A background to this: first, human beings do not like talking about death or about anything in that neighbourhood, yet they prepare extensively to celebrate death and fabricate narratives to justify the rituals and preparations. In some cases, there are groups  to be served food and drinks; there is cow or horse to be offered or slaughtered; there are uniforms to be worn to identify those in some groups; etc. Death is a tragedy but we have to find a euphemism, in words or acts, to hold a big party when it happens. Not many among the “sympathisers” would agree to contribute a sum to the dead person’s treatment when that person is still alive but ailing. So, behind every funeral, there is a loss counted as “gain.”


However, I should think that a person who goes to market must return home afterwards or we report a loss to the police. Last seen wearing this or that. Destination indicated: the Earth, a market. Date and time of departure: so and so. Birthdays minus death days. 


But even more than this, the date of departure, marked  somewhere as a birthday, means somebody’s expectation of a return or anxiety of a return. More ironically, a birthday somewhere is a deathday somewhere.
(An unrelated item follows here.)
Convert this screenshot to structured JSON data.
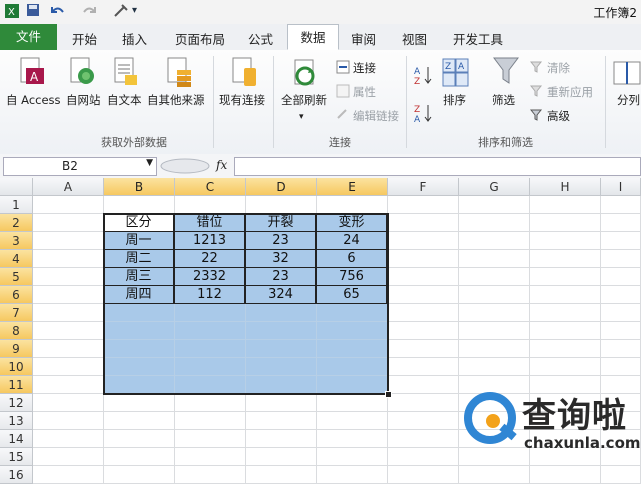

Somebody is born in that house and there is great rejoicing but that means departing from a house, which is also called death, somewhere. A great sadness but a party!


Having stayed long in this lifeworld, I am interested in its signs or signification in all these. The rituals? Full of signs. Ambulance? Signs. Lying-in-state? Signs. Uniforms? Signs. The preaching  reference to a holy book? Signs. Grave and Tombstone? Signs. Bouquets of flowers? Signs. Etc.


Let me select only one of these significations that could interest us: dressing in uniforms. This, for the avoidance of doubts, is a social identity, which, in excluding non-wearers, amounts to a shibboleth. 


The Yoruba call this uniform, which could feature at weddings, naming ceremony, opening of a new house, etc, “aso ebi.” People try to make sure they have theirs and are, therefore, identified as insiders. If they are not able to sow the piece of cloth, they could just tie it in a way that it is visible to help identification.


So, even in funeral, identification that amounts to discrimination features. The dead is also dressed in a nice frock, a Christmas best, as if we have forgotten that the fine frock is as doomed to decay some days later and narrate our orientation to waste in this world.


Soon, the uniforms are fully at work.  In distributing the fried meat and the chilled lager to “sympathizers,” those not in uniforms are skipped and are complaining bitterly. Oh, they are even dead and absent as outsiders. How can the dead partake? They have been buried and forgotten. Now, they want to resurrect and eat fried meat and drink chilled beer. No way!


My advice to the aggrieved: look for the chief celebrant in stuffed nostrils to complain. Maybe he or she will intervene, even preferring that take his or her place as chief celebrant.


Absence and the way it is treated could be painful. You are here but not here. By the way, where is your  “here”? Is your “here” not “there”?


It appears that this lifeworld likes cheating absence: sometimes one can be constructed as being absent, even though one is present. Somebody who is deployed to the land-of-no-return and traveling alone needs company but none is provided. Instead, a big feast is held in his or her honour, to mark the solemn departure. Nothing is reserved for him and guests would soon wipe their eyes and forget that this is about the journey. 


The journey? Yes, the journey. The journey started long ago. And now the traveler is making it "home."